I set it running on a spare machine over the weekend and came back to find the assembly had been identified. After that it was just a case of running half of the tests in the assembly in a loop and repeating the process. It took days, but we eventually found the culprit.

This is why paying attention to broken windows is a 'good thing' for your mental health... I just about killed someone :)

Andrey Shchekin
09/15/2010 06:13 PM by
Andrey Shchekin

[Repeat(10000)] and [ThreadedRepeat(100)] are generally very effective.

Rob Kent
09/16/2010 08:54 AM by
Rob Kent

@Ayende, "Usually, this is an indication of a problem with the code that is exposed through multi threading."
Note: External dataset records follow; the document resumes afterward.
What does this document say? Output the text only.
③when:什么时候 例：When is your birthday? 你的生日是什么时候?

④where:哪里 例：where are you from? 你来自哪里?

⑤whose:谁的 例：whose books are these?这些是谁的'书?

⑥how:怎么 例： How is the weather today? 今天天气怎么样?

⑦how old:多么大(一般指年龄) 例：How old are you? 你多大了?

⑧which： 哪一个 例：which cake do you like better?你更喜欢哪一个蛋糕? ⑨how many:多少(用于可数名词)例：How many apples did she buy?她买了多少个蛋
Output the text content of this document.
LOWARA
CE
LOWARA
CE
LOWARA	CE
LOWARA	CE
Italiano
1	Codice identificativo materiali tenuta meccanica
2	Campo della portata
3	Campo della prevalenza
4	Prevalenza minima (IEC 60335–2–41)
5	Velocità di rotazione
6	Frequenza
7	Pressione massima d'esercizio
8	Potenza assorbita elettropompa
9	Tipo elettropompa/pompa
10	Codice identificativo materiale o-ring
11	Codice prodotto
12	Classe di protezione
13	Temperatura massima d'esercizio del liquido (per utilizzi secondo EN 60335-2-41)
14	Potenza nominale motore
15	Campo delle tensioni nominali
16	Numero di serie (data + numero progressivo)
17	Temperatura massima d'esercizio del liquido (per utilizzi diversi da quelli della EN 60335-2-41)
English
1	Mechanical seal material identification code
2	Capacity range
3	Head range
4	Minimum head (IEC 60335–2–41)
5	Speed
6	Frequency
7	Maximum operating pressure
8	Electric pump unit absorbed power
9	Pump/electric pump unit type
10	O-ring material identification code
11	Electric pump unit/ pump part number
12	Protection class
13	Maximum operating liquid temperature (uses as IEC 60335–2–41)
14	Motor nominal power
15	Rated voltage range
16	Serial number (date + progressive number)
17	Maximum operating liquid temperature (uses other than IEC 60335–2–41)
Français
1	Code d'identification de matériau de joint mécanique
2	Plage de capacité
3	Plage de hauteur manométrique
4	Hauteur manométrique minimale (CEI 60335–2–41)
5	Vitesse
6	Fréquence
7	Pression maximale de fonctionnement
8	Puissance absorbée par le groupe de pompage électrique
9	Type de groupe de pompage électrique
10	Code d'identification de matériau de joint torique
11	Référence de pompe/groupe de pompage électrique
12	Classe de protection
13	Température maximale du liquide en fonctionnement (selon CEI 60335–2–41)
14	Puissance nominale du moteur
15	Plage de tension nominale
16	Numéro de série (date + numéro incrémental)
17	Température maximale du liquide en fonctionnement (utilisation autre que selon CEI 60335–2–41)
What do you do when the exception is in the mock library and not your code? I am passing a Moq service mock into multiple threads. It intermittently blows up because it seems that that Setup (Expect) delegates use a non-synchronized List (you get Index exception on the List).

Now, I know my object under test works because I never get an exception from there. What should I do, stop doing the mutli-threaded tests (single threaded tests all work fine), create a custom thread-safe mock for myself, or...?

Ayende Rahien
09/16/2010 10:45 AM by
Ayende Rahien

Rob,

Use a mocking library that is thread safe (Rhino Mocks)?

Rob Kent
09/16/2010 11:10 AM by
Rob Kent

I was hoping you would say that. I have always used Rhino in the past but on this client site they are using Unity+Moq.

Hmmmm.... It may be time to change back before we have too many unit tests written, or just use Rhino for my multi-threaded ones.